Ok, need some suggestions/help. I purchased 2 boats and a trailer a while back and am finally getting around to working on the trailer. The trailer is tilt style which I like for launching where there is no ramp but access to water. I was told the trailer was a roller trailer for an older 17' tri-hull. The problem I am having is the rear and middle cross members are round tubing not square. I was thinking of using swivel bunk bolsters and attaching them with ubolts. I also have to deal with a roller bracket welded to the trailer up front. I have an idea of using swivel brackets to secure a 2x4 or 2x6 perpendiclular to the trailer as a front support, height being a concern with this.

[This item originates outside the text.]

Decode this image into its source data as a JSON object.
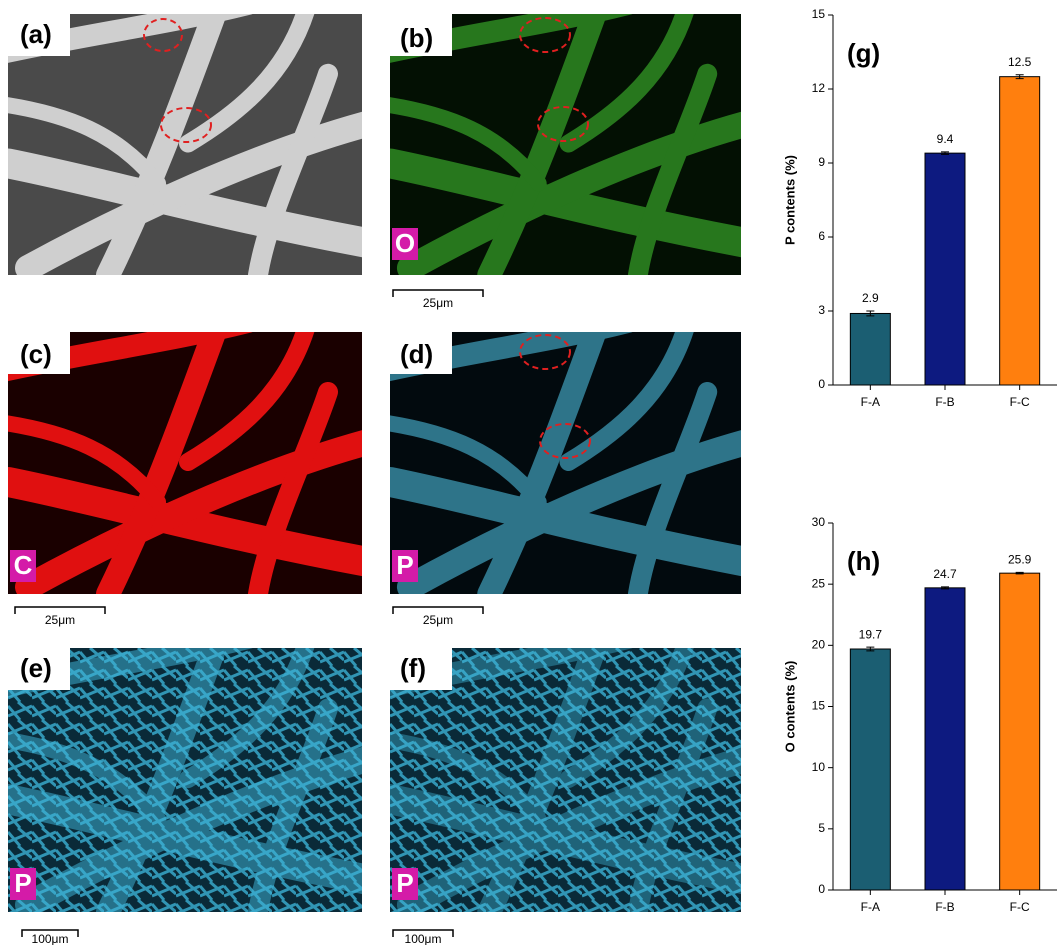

Most of the rest of the rebulid is fairly simple, I'm just kinda stuck on the bunk board set up. I know it's overkill on a 1436, but I'm thinking of going with 2x6's 
Opinions/help. Thanks. If pics would be helpful, I'll post some up this evening.


----------



## Brine (Feb 26, 2010)

gunny146 said:


> If pics would be helpful, I'll post some up this evening.



For me at least.


----------



## lswoody (Feb 28, 2010)

Brine said:


> gunny146 said:
> 
> 
> > If pics would be helpful, I'll post some up this evening.
> ...




Pics would surely help. It's hard for me to picture what it exactly looks like.


----------